_Esai Ramadan 24_
Seekor anjing besar milik seorang raja mengamuk di jalanan. Ia menghancurkan, menggingit, menakuti siapa saja yang ia temui. Di dalam sebuah surau (mushola jaman mbien), ada seorang ustadz muda - si Jon namanya. Ia baru saja pulang belajar pada seorang Syaikh di puncak gunung. Belajar kesabaran, hukum-hukum, bahkan "melihat Tuhan" dimana pun ia berada. Melihat warga yang ketakutan, ia bertekad menenangkan anjing itu.
"Dasar warga awam, tidakkah kalian melihat Allah yang menggerakkan anjing itu?" bisik si Jon di dalam hati.
Sebelum si Jon bertarung dengan anjing, warga sudah mengingatkan, melarang, agar tetap di surau saja. Biar petugas kerajaan yang akan menangkap anjing gila itu. Tapi, hatinya sudah _jadzab_, ia merasa Tuhan memanggilnya untuk menaklukan anjing itu.

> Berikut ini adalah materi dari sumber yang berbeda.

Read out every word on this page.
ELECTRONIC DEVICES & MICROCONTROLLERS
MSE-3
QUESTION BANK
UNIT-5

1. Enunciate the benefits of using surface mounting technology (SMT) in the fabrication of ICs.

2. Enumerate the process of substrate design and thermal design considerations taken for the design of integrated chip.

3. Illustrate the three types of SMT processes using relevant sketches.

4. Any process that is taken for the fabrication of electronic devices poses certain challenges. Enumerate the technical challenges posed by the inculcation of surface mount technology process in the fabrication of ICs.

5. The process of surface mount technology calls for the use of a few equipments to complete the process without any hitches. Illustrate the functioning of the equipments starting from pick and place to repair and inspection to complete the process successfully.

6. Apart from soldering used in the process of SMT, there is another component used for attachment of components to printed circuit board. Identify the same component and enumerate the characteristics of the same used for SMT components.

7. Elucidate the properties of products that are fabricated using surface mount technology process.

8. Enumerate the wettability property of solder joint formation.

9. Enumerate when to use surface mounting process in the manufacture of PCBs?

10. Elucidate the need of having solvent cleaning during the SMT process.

Lalu pergilah ustadz Jon berhadapan dengan anjing gila. Belum apa-apa, dzikir dan doa belum sempat ia rapalkan, anjing itu menggonggong keras. Mengejar, menyeruduk, merobek sarung dan pantat kurusnya. Ia berteriak minta tolong, tapi warga tak ada yang berani mendekat. Untung saja, petugas kerajaan datang sebelum si Jon babak belur oleh "Tuhan yang menggerakkan anjing itu".

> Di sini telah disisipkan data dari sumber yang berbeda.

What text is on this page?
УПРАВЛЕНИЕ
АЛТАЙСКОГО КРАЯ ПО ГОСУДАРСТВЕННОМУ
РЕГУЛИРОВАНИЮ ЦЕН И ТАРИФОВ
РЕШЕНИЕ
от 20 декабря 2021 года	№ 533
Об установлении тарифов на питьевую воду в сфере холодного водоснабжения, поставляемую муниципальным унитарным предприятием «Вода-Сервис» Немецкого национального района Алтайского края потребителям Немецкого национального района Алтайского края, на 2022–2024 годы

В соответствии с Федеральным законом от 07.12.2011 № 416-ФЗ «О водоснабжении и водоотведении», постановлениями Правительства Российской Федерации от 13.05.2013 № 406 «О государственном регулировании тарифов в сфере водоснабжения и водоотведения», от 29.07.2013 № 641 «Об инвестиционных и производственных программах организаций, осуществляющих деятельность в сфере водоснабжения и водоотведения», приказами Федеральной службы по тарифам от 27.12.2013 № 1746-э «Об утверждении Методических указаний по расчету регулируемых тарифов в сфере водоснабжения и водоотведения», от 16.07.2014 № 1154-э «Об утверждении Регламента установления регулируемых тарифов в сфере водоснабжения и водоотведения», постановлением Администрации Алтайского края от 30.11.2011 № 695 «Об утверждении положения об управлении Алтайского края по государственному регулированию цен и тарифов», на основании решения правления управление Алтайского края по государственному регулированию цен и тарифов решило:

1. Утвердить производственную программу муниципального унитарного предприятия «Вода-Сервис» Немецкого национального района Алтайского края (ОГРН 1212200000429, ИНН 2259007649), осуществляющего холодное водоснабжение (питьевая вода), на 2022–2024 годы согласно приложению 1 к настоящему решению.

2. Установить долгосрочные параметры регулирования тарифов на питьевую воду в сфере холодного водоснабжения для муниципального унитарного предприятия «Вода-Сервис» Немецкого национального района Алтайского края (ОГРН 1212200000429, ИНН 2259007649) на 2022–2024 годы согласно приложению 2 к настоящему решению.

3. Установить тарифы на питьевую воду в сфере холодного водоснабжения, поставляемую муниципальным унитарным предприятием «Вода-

Setelah satu bulan penyembuhan, si Jon datang ke puncak gunung menemui Syaikh-nya.
"Jenengan salah, Syaikh," kata Jon setelah merenungi perkelahian dengan anjing. "Aku "melihat" Allah di anjing itu, tapi mengapa anjing itu tetap menerkam-ku?"

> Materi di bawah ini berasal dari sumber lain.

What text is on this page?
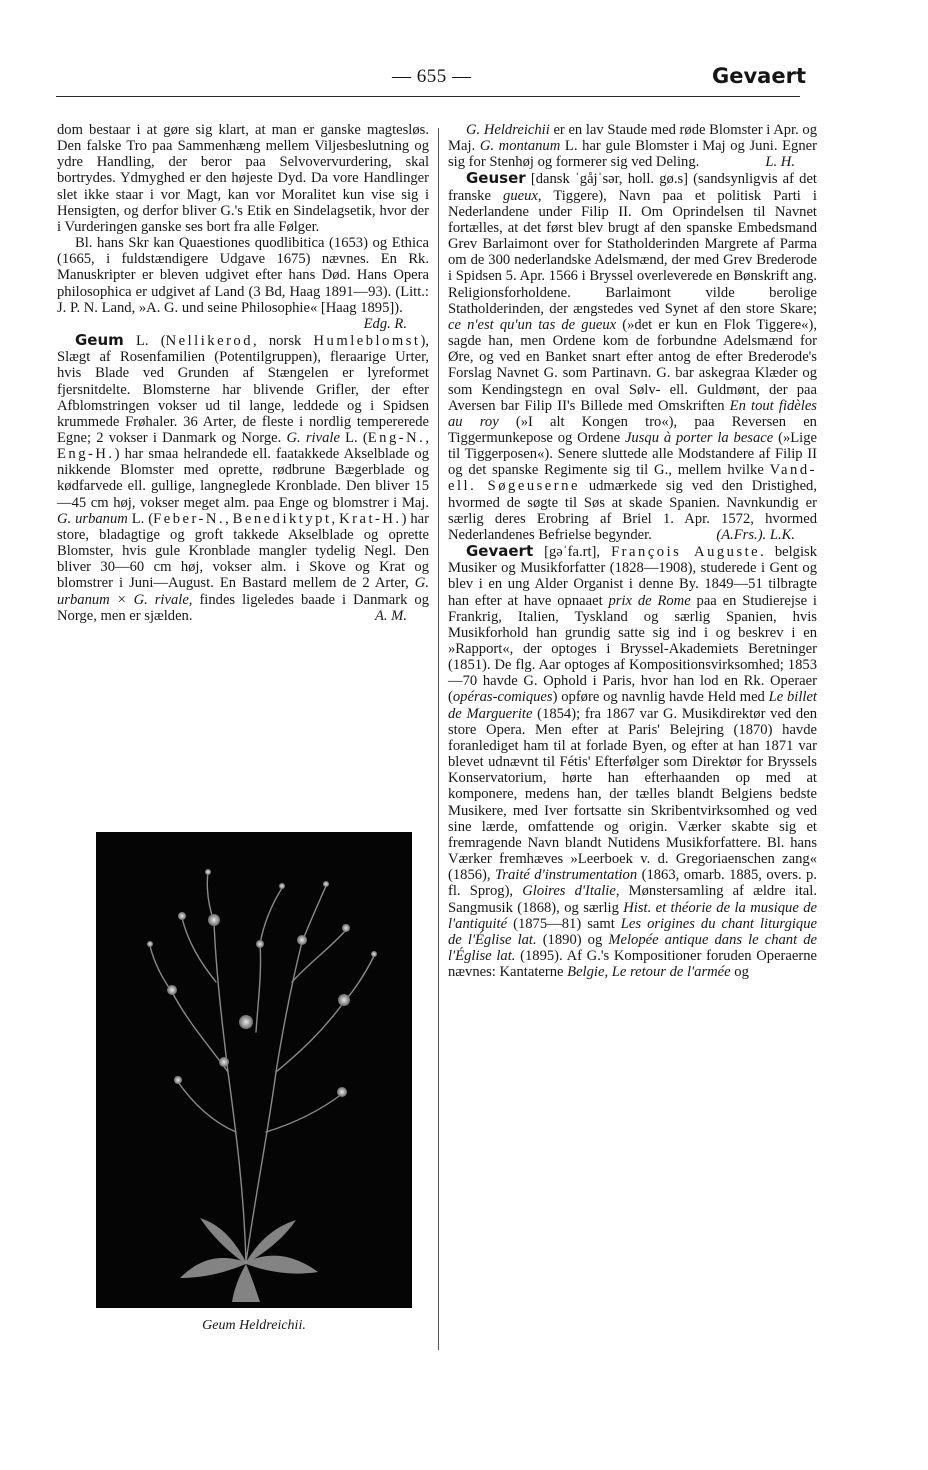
— 655 —	Gevaert

dom bestaar i at gøre sig klart, at man er ganske magtesløs. Den falske Tro paa Sammenhæng mellem Viljesbeslutning og ydre Handling, der beror paa Selvovervurdering, skal bortrydes. Ydmyghed er den højeste Dyd. Da vore Handlinger slet ikke staar i vor Magt, kan vor Moralitet kun vise sig i Hensigten, og derfor bliver G.'s Etik en Sindelagsetik, hvor der i Vurderingen ganske ses bort fra alle Følger.

Bl. hans Skr kan Quaestiones quodlibitica (1653) og Ethica (1665, i fuldstændigere Udgave 1675) nævnes. En Rk. Manuskripter er bleven udgivet efter hans Død. Hans Opera philosophica er udgivet af Land (3 Bd, Haag 1891—93). (Litt.: J. P. N. Land, »A. G. und seine Philosophie« [Haag 1895]).
Edg. R.

Geum L. (Nellikerod, norsk Humleblomst), Slægt af Rosenfamilien (Potentilgruppen), fleraarige Urter, hvis Blade ved Grunden af Stængelen er lyreformet fjersnitdelte. Blomsterne har blivende Grifler, der efter Afblomstringen vokser ud til lange, leddede og i Spidsen krummede Frøhaler. 36 Arter, de fleste i nordlig tempererede Egne; 2 vokser i Danmark og Norge. G. rivale L. (Eng-N., Eng-H.) har smaa helrandede ell. faatakkede Akselblade og nikkende Blomster med oprette, rødbrune Bægerblade og kødfarvede ell. gullige, langneglede Kronblade. Den bliver 15—45 cm høj, vokser meget alm. paa Enge og blomstrer i Maj. G. urbanum L. (Feber-N., Benediktурt, Krat-H.) har store, bladagtige og groft takkede Akselblade og oprette Blomster, hvis gule Kronblade mangler tydelig Negl. Den bliver 30—60 cm høj, vokser alm. i Skove og Krat og blomstrer i Juni—August. En Bastard mellem de 2 Arter, G. urbanum × G. rivale, findes ligeledes baade i Danmark og Norge, men er sjælden.	A. M.

Geum Heldreichii.

G. Heldreichii er en lav Staude med røde Blomster i Apr. og Maj. G. montanum L. har gule Blomster i Maj og Juni. Egner sig for Stenhøj og formerer sig ved Deling.	L. H.

Geuser [dansk ˈgåjˈsər, holl. gø.s] (sandsynligvis af det franske gueux, Tiggere), Navn paa et politisk Parti i Nederlandene under Filip II. Om Oprindelsen til Navnet fortælles, at det først blev brugt af den spanske Embedsmand Grev Barlaimont over for Statholderinden Margrete af Parma om de 300 nederlandske Adelsmænd, der med Grev Brederode i Spidsen 5. Apr. 1566 i Bryssel overleverede en Bønskrift ang. Religionsforholdene. Barlaimont vilde berolige Statholderinden, der ængstedes ved Synet af den store Skare; ce n'est qu'un tas de gueux (»det er kun en Flok Tiggere«), sagde han, men Ordene kom de forbundne Adelsmænd for Øre, og ved en Banket snart efter antog de efter Brederode's Forslag Navnet G. som Partinavn. G. bar askegraa Klæder og som Kendingstegn en oval Sølv- ell. Guldmønt, der paa Aversen bar Filip II's Billede med Omskriften En tout fidèles au roy (»I alt Kongen tro«), paa Reversen en Tiggermunkepose og Ordene Jusqu à porter la besace (»Lige til Tiggerposen«). Senere sluttede alle Modstandere af Filip II og det spanske Regimente sig til G., mellem hvilke Vand-ell. Søgeuserne udmærkede sig ved den Dristighed, hvormed de søgte til Søs at skade Spanien. Navnkundig er særlig deres Erobring af Briel 1. Apr. 1572, hvormed Nederlandenes Befrielse begynder.	(A.Frs.). L.K.

Gevaert [gəˈfa.rt], François Auguste. belgisk Musiker og Musikforfatter (1828—1908), studerede i Gent og blev i en ung Alder Organist i denne By. 1849—51 tilbragte han efter at have opnaaet prix de Rome paa en Studierejse i Frankrig, Italien, Tyskland og særlig Spanien, hvis Musikforhold han grundig satte sig ind i og beskrev i en »Rapport«, der optoges i Bryssel-Akademiets Beretninger (1851). De flg. Aar optoges af Kompositionsvirksomhed; 1853—70 havde G. Ophold i Paris, hvor han lod en Rk. Operaer (opéras-comiques) opføre og navnlig havde Held med Le billet de Marguerite (1854); fra 1867 var G. Musikdirektør ved den store Opera. Men efter at Paris' Belejring (1870) havde foranlediget ham til at forlade Byen, og efter at han 1871 var blevet udnævnt til Fétis' Efterfølger som Direktør for Bryssels Konservatorium, hørte han efterhaanden op med at komponere, medens han, der tælles blandt Belgiens bedste Musikere, med Iver fortsatte sin Skribentvirksomhed og ved sine lærde, omfattende og origin. Værker skabte sig et fremragende Navn blandt Nutidens Musikforfattere. Bl. hans Værker fremhæves »Leerboek v. d. Gregoriaenschen zang« (1856), Traité d'instrumentation (1863, omarb. 1885, overs. p. fl. Sprog), Gloires d'Italie, Mønstersamling af ældre ital. Sangmusik (1868), og særlig Hist. et théorie de la musique de l'antiquité (1875—81) samt Les origines du chant liturgique de l'Église lat. (1890) og Melopée antique dans le chant de l'Église lat. (1895). Af G.'s Kompositioner foruden Operaerne nævnes: Kantaterne Belgie, Le retour de l'armée og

"Goblok!" seru gurunya si Jon. "Kau melihat Allah di anjing itu, tapi tak melihat Allah pada warga yang mengingatkan-mu!"
Si Jon yang petakilan itu akhirnya sadar, betapa belagu hatinya, merasa telah paham ilmu dari gurunya itu.
"Bagaimana kau akan menaklukan sesuatu diluar dirimu, jika _anjing_ (nafsu) di dalam dirimu belum mampu kau tundukkan?" kata gurunya si Jon lagi. "Kau sudah benar, bahwa apa yang dilakukan anjing itu bukan sebuah keburukan. Tapi kesombongan-mu itu lebih buruk dari apa yang anjing itu lakukan. Kau mendaki gunung ini dengan keyakinan yang salah : setiap apa yang tidak sesuai pemahaman-mu kau sebut sebagai keburukan. Belajarmu masih gagal,"
Si Jon tertunduk lemas. _Petakilannya_ seketika lenyap. Pemahaman dan keyakinan yang selama ini ia genggam kuat sejak kecil, bahwa keburukan itu berbeda dengan kebaikan - secara batin, salah besar. Bahwa apa yang disebut keburukan selama ini adalah apa yang nafsu dalam dirinya menolak untuk mendapatkannya. Sedangkan sebenarnya, keburukan adalah cara Tuhan untuk mengajari hamba-Nya agar melihat lebih jernih. Agar sejenak menenangkan diri dan merenung, seringkali kebaikan Tuhan datang dengan bungkus yang buruk. Lalu manusia seketika menolak dan tak mau menyentuhnya. Sebaliknya, tak ada satupun manusia - dijamin, akan menolak berlian meski hanya dibungkus kantong keresek hitam layaknya sampah yang kita buang tiap hari.